Spencer Finch, Study for Back to Kansas, 2014, acrylic and pencil on paper. McEvoy Family Collection. Courtesy of James Cohan

Spencer Finch, Study for Back to Kansas, 2014, acrylic and pencil on paper. McEvoy Family Collection. Courtesy of James Cohan

Exhibition

Color Code

McEvoy Arts’ fifth anniversary exhibition celebrates the many ways that color is used to convey meaning and elicit emotion.

McEvoy Arts’ fifth anniversary exhibition Color Code explores, challenges, and expands on the many ways that color is used to convey meaning and elicit emotion. Decades of modern and contemporary works from the McEvoy Family Collection join four new commissions by Bay Area artists Sadie Barnette, Angela Hennessy, Clare Rojas, and Zio Ziegler to showcase how we bring color into our lives.
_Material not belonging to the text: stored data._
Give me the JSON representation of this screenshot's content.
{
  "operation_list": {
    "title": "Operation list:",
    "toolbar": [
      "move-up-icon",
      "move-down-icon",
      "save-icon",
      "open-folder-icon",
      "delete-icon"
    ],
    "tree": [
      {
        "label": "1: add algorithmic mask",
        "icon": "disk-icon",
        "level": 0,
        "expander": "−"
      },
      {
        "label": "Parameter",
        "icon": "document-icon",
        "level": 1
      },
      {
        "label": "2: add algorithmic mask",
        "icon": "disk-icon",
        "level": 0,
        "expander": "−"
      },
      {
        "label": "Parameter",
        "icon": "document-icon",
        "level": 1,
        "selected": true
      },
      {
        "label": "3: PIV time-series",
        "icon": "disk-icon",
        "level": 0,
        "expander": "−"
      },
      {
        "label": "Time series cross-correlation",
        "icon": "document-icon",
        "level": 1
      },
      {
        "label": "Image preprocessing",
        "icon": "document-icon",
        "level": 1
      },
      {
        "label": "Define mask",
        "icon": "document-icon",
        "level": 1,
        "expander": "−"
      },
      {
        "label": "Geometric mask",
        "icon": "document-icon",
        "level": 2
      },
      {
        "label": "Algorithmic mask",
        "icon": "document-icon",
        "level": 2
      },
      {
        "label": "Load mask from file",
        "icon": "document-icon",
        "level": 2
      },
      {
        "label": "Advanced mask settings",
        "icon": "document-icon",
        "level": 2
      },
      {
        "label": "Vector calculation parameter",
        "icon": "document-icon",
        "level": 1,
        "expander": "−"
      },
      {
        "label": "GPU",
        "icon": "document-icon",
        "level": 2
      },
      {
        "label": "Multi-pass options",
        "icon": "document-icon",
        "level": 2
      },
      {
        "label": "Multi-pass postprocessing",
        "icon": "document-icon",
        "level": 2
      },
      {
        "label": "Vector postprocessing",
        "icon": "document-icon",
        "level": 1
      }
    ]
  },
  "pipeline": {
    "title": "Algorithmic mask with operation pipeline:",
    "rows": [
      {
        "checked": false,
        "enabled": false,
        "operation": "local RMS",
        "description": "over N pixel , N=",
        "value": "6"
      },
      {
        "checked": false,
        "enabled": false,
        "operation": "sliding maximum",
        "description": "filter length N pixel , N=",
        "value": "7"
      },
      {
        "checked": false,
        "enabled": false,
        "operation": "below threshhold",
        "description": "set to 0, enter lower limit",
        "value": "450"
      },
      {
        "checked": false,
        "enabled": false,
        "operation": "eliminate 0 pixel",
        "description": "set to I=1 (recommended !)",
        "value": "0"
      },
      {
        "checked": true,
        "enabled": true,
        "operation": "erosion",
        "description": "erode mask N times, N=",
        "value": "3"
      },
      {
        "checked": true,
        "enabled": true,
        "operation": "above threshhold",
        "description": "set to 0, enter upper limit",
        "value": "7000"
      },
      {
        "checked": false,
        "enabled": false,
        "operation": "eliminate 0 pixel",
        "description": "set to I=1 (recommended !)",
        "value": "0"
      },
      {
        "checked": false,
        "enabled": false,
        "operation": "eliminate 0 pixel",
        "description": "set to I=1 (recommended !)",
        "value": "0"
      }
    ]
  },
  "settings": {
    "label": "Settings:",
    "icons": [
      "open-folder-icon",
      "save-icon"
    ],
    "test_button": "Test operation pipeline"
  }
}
Over the centuries in science and in the arts, color theories abound. Aristotle held that God sent down color from the heavens as celestial rays, while Sir Isaac Newton’s experiments with prisms led him to declare that the real basis for color is in light itself. For visual artists, filmmakers, and designers, color is a tool used to connect us to the stories, cultures, and values embedded in their works. So much of the human experience—joy and suffering, peace and war, power and subjugation—have been tied to the meanings we attribute to color.
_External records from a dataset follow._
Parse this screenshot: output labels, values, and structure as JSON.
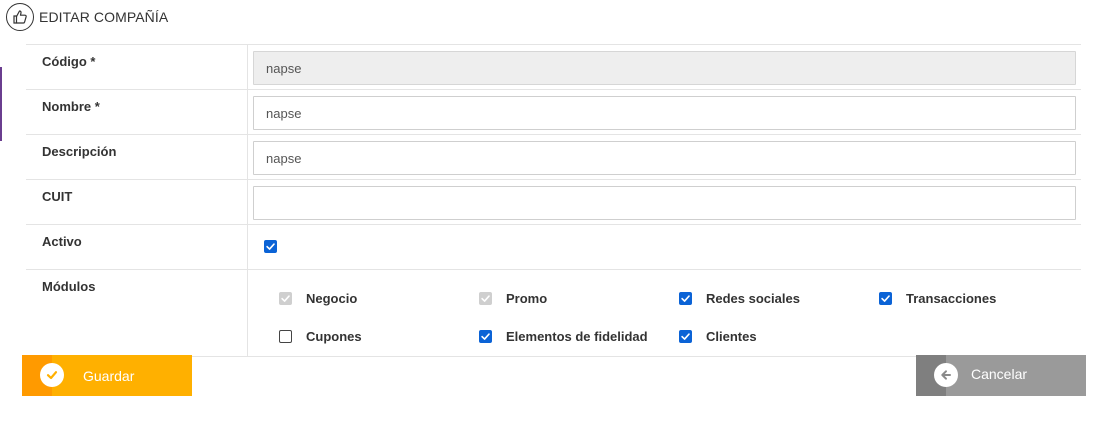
{
  "header": {
    "title": "EDITAR COMPAÑÍA",
    "icon": "thumbs-up-icon"
  },
  "fields": {
    "codigo": {
      "label": "Código *",
      "value": "napse",
      "disabled": true
    },
    "nombre": {
      "label": "Nombre *",
      "value": "napse"
    },
    "descripcion": {
      "label": "Descripción",
      "value": "napse"
    },
    "cuit": {
      "label": "CUIT",
      "value": ""
    },
    "activo": {
      "label": "Activo",
      "checked": true
    }
  },
  "modulos": {
    "label": "Módulos",
    "items": [
      {
        "label": "Negocio",
        "state": "checked-disabled"
      },
      {
        "label": "Promo",
        "state": "checked-disabled"
      },
      {
        "label": "Redes sociales",
        "state": "checked"
      },
      {
        "label": "Transacciones",
        "state": "checked"
      },
      {
        "label": "Cupones",
        "state": "unchecked"
      },
      {
        "label": "Elementos de fidelidad",
        "state": "checked"
      },
      {
        "label": "Clientes",
        "state": "checked"
      }
    ]
  },
  "buttons": {
    "save": {
      "label": "Guardar",
      "icon": "check-icon",
      "color": "#ffb000",
      "side_color": "#ff9a00"
    },
    "cancel": {
      "label": "Cancelar",
      "icon": "arrow-left-icon",
      "color": "#9a9a9a",
      "side_color": "#7f7f7f"
    }
  },
  "colors": {
    "accent": "#0b63d6",
    "left_bar": "#6a3d8f"
  }
}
Color Code brings these histories and meanings together to consider the ways in which color can bind us together and pull us apart. Barnette’s installation is a rainbow tribute to family that celebrates connection and legacy. Hennessy’s tableaus bring forth the complicated racial and colonialist histories embedded in black and gold. Inspired by her roots in printmaking, Rojas’s portraits of a girl play with the ways in which palette can alter space, character, and mood. And Ziegler’s paintings are as complex as the imaginary landscapes of Hieronymous Bosch, delving into memory as a fiction in the digital age. These new works supplement a wide array of painting, sculpture, and photography from the McEvoy Family Collection by such visionaries as Etel Adnan, Ricci Albenda, David Alekhuogie, William Eggleston, Spencer Finch, Justine Kurland, Marilyn Minter, Gordon Parks, and David Benjamin Sherry, among others.

In the Screening Room, a concurrent program of short films focuses on the relationship between light and color, organized by the Exploratorium’s film curators Liz Keim, Kathleen Maguire, and Samuel Sharkland. A complementary slate of public programs, including live workshops and demonstrations by artists and designers, to be announced.